By February 10, the council had received 104 responses to the consultation with 96 responses coming from residents who lived in close proximity to the proposed gated lanes.
The remainder were from local businesses, visitors to the area or representatives of a local community group.
Of those that responded to the consultation 73 (70%) indicated that they had experienced activities such as crime, disorder and/or antisocial behaviour in or associated with lanes one to five but 31 (29.8%) said that they had
A PSPO can be made by a local authority if it is satisfied on reasonable grounds that two conditions are met.

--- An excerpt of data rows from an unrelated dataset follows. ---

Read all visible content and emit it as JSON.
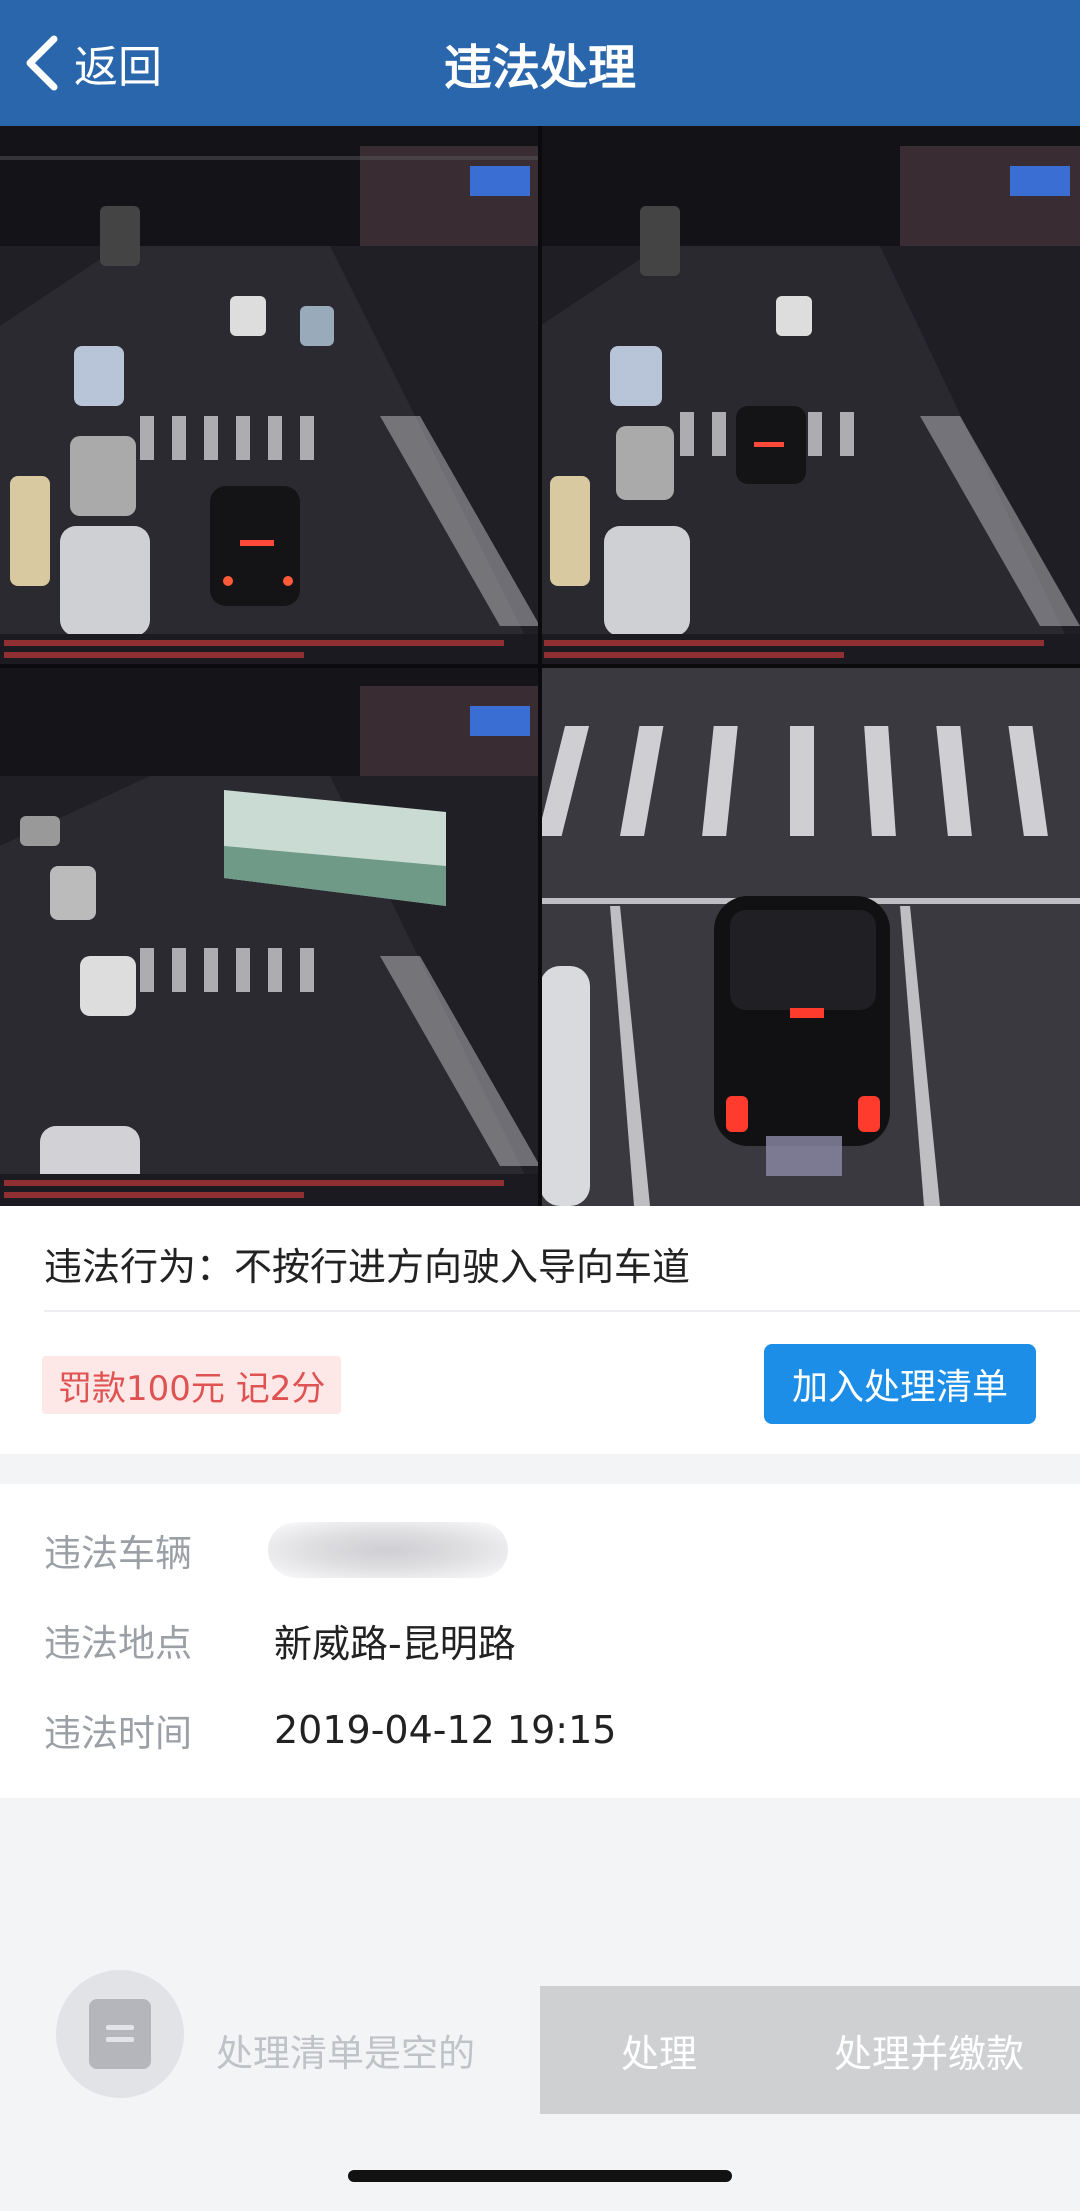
{
  "header": {
    "back_label": "返回",
    "title": "违法处理",
    "color": "#2a66ac"
  },
  "photos": {
    "count": 4
  },
  "violation": {
    "behavior": "违法行为：不按行进方向驶入导向车道",
    "penalty": "罚款100元 记2分",
    "add_button": "加入处理清单"
  },
  "details": {
    "vehicle_label": "违法车辆",
    "location_label": "违法地点",
    "location_value": "新威路-昆明路",
    "time_label": "违法时间",
    "time_value": "2019-04-12 19:15"
  },
  "bottom": {
    "empty_text": "处理清单是空的",
    "process_button": "处理",
    "pay_button": "处理并缴款"
  },
  "colors": {
    "primary_button": "#1c8ee8",
    "penalty_text": "#e05353",
    "penalty_bg": "#fde7e7"
  },
  "icons": {
    "back": "chevron-left-icon",
    "cart": "list-icon"
  }
}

Firstly, that activities carried on in a public place within the authority’s area have had a detrimental effect on the quality of life of those in the locality and secondly, it is likely that activities will be carried on in a public place within that area and that they will have such an effect.
Of those who said they had experience crime, disorder and anti-social behaviour in and around these lanes, 70% confirmed that it had had a detrimental effect on their quality of life or the quality of life of those in the area.
When asked if the activities were persistent, continuing, unreasonable and whether the proposal to restrict access by installing lockable gates was justified the consultation responses confirmed that 67.4% thought
the behaviour was persistent and continuing, 68.4% considered this behaviour to be unreasonable and 65.8% believed that the proposed restriction was justified.
In terms of the gate proposals, 93.5% agreed with installing them on the first lane, 89.6% agreed on the second lane, 94.1% agreed on the third lane, 97.3% agreed on the fourth lane and 88.9% agreed on the fifth lane.
In terms of the type of gates to be installed, 64% confirmed a preference for a key activated lock.
This would mean lane 1 would require keys for five properties and one other property.
Lane 2 would require keys for 21 properties and possibly one other property.
Lane 3 would require keys for 58 properties, lane 4 would require keys for 44 properties and lane 5 would require keys for 22 properties
The South Wales Police and Crime Commissioner Alun Michael approved of the proposal.
The current indicative costs for manufacture and installation of gates is around £58,000 which will all be covered by the Safer Streets Fund grant.
Any sign and advertising costs will also be covered by the fund.
The ongoing maintenance will be the responsibility of the council with further consideration to be given around which council department will be responsible as the costs of maintenance will have to be met from that department’s budget.